If I get some more ideas, I might add some stuff later in the day.
Big Votes
Today we have some big votes on Capitol Hill.
I can live with the Tracy Stone-Manning confirmation, if she gets in...which she has a real good chance of.
I can’t imagine living in this country if the massive $3.5 trillion ‘infrastructure’ package passes. I think that’ll ruin this country for good, the final nail in the coffin.
The bill is over 2,000-pages long, and hardly anyone knows what’s in it. It seems that lots of things are being slipped-in at the last minute.
All of this is being done in secret, behind closed doors...as it’s been done for years.
The real change came in 2017.
That year saw the lowest number of amendments offered up on congressional bills in a decade, with just 159 in the Senate. In the House, 55% of bills weren’t even up for debate or amendments.
Compare that to 2007, when we had 1,037 amendments offered up on bills. This is how the legislative process worked for our nation’s whole history - a bill would be put up, it’d be debated, people would add to it, and when everyone was happy, it’d typically pass.
And it’s only gotten worse since then. In 2008, the Senate allowed votes on Amendments for 67% of the bills put forth. By 2018, that’d fallen to 20%.
There are only four people to blame for this - Mitch McConnell, Chuck Schumer, Nancy Pelosi, and Paul Ryan. Those four and the corporations that controlled them.Those four swine have been in charge of congress since ‘17, and they’ve done a lot to destroy this country.
Now we largely have corporations and their paid lobbyists write the bills behind closed doors, the bill is not shown to legislators until a day before voting (if even that), there is no debate allowed on the bill, no amendments are allowed, and legislators are threatened to vote on a straight party-line basis lest they be ostracized and cut-off from campaign funds from the large corporate PACs.
In other words, go along...or commit political suicide. Most go along, and we’ve seen the results - a country destroyed.
Will the final death nail be put into the coffin today? Chances are extremely good. The corporate media wants you to think just two people can save you - Manchin or Sinema, two individuals that don’t care about you.
I think we’re in real trouble. Even if this bill today fails, the process is inexorably broken and the corporations show no signs of letting the paid-off congresspeople in their pocket ever fix it again.
On the Horizon for ‘24
Looking forward at the upcoming political cycles, I think the general consensus in the two parties is that it’ll play out like this:
Gianforte will run for governor again in ‘24, and will likely win.

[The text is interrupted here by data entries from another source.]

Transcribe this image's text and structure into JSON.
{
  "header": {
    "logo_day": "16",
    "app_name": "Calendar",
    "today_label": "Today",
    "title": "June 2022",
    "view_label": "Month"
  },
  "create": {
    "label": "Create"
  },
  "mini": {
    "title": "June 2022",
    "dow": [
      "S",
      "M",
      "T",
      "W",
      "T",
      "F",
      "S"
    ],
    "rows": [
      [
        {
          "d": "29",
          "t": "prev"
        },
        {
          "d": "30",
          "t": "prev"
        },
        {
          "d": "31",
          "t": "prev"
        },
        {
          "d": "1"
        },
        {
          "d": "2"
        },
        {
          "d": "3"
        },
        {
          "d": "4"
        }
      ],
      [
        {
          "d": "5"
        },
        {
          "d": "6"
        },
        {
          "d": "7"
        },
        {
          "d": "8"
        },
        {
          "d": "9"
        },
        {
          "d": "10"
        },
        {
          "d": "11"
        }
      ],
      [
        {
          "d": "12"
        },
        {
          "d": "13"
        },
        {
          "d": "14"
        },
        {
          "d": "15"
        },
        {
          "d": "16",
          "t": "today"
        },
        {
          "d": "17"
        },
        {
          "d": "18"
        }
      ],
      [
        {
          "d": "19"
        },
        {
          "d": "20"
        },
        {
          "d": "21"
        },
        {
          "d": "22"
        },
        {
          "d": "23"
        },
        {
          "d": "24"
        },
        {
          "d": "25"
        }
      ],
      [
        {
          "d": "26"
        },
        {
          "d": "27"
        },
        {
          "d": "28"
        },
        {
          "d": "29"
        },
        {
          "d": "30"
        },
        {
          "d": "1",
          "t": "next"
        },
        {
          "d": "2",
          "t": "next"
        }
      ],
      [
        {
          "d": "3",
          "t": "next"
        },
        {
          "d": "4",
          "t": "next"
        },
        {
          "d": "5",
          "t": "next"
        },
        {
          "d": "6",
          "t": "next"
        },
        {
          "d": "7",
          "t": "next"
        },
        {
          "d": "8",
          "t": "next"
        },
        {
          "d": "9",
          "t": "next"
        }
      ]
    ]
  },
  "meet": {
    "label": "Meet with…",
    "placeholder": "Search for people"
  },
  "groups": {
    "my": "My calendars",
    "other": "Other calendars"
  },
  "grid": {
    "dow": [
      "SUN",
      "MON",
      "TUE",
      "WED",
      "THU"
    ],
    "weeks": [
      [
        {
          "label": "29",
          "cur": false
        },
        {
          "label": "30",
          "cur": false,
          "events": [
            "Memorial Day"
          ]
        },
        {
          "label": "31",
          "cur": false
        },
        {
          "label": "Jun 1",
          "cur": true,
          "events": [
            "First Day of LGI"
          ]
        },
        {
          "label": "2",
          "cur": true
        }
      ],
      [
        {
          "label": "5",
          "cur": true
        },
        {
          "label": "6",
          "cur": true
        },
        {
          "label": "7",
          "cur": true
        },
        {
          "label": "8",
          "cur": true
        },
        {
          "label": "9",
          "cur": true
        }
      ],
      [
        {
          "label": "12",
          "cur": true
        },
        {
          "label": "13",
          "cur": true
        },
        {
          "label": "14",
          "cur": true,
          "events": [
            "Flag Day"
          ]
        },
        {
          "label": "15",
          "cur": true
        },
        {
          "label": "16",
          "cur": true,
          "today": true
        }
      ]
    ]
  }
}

Knudsen will run for AG again in ‘24, and will likely win. This sets Knudsen up to become governor in ‘28, following the typical path of AG to Gov that five men have taken before, though just three of them directly:
- Steve Bullock: AG from 2008-12 (governor in ‘12)
- Marc Racicot: 1988-92 (governor in ‘92)
- Forrest Anderson: 1957-68 (governor in ‘68)
- John Bonner: 1941-42 (resigned to get into WWII, governor in ‘48)
- Sam Ford: 1917-21 (MT supreme court ‘29-33, governor in ‘40)
Most that have served as AG usually run for governor at some point. It’s just that most of them don’t win. At this point, Knudsen has a good chance to become #6...but he also has over 6 more years to fuck that up.
Rosendale will run for U.S. House again in ‘22 and I think he’s the most likely candidate to challenge Tester in ‘24. At this point, I’m 75% sure that Tester will not be running that year. It’s been about three years since he got reelected, but in that time he’s done relatively little and has kept himself largely out of the media. That’s not something someone gearing-up for another run does.
Arntzen is termed-out of OPI in ‘24 and I really have no idea where she might go after that. I think a lieutenant governor position would be a large step down for her at that point. All I can think of besides that is a run for one of the U.S. House seats (Rosendale will likely be vacating his seat that year, while who knows who might have won the new seat that hasn’t even been drawn yet). Besides that, retirement or some nonprofit or think tank.
And that brings us to the end of our current statewide officeholders that are likely going to make a jump to one office or another in the coming years. What about Downing and Jacobsen? I suspect they’ll run for their current offices again in ‘24. I have no idea what the Dems will do. They don’t really have a bench, and it seems that whatever rich recently-transplanted woman wants to be the flavor-of-the-week this week, well...she files to run and that’s that - support them or you’re a chauvinist bigot.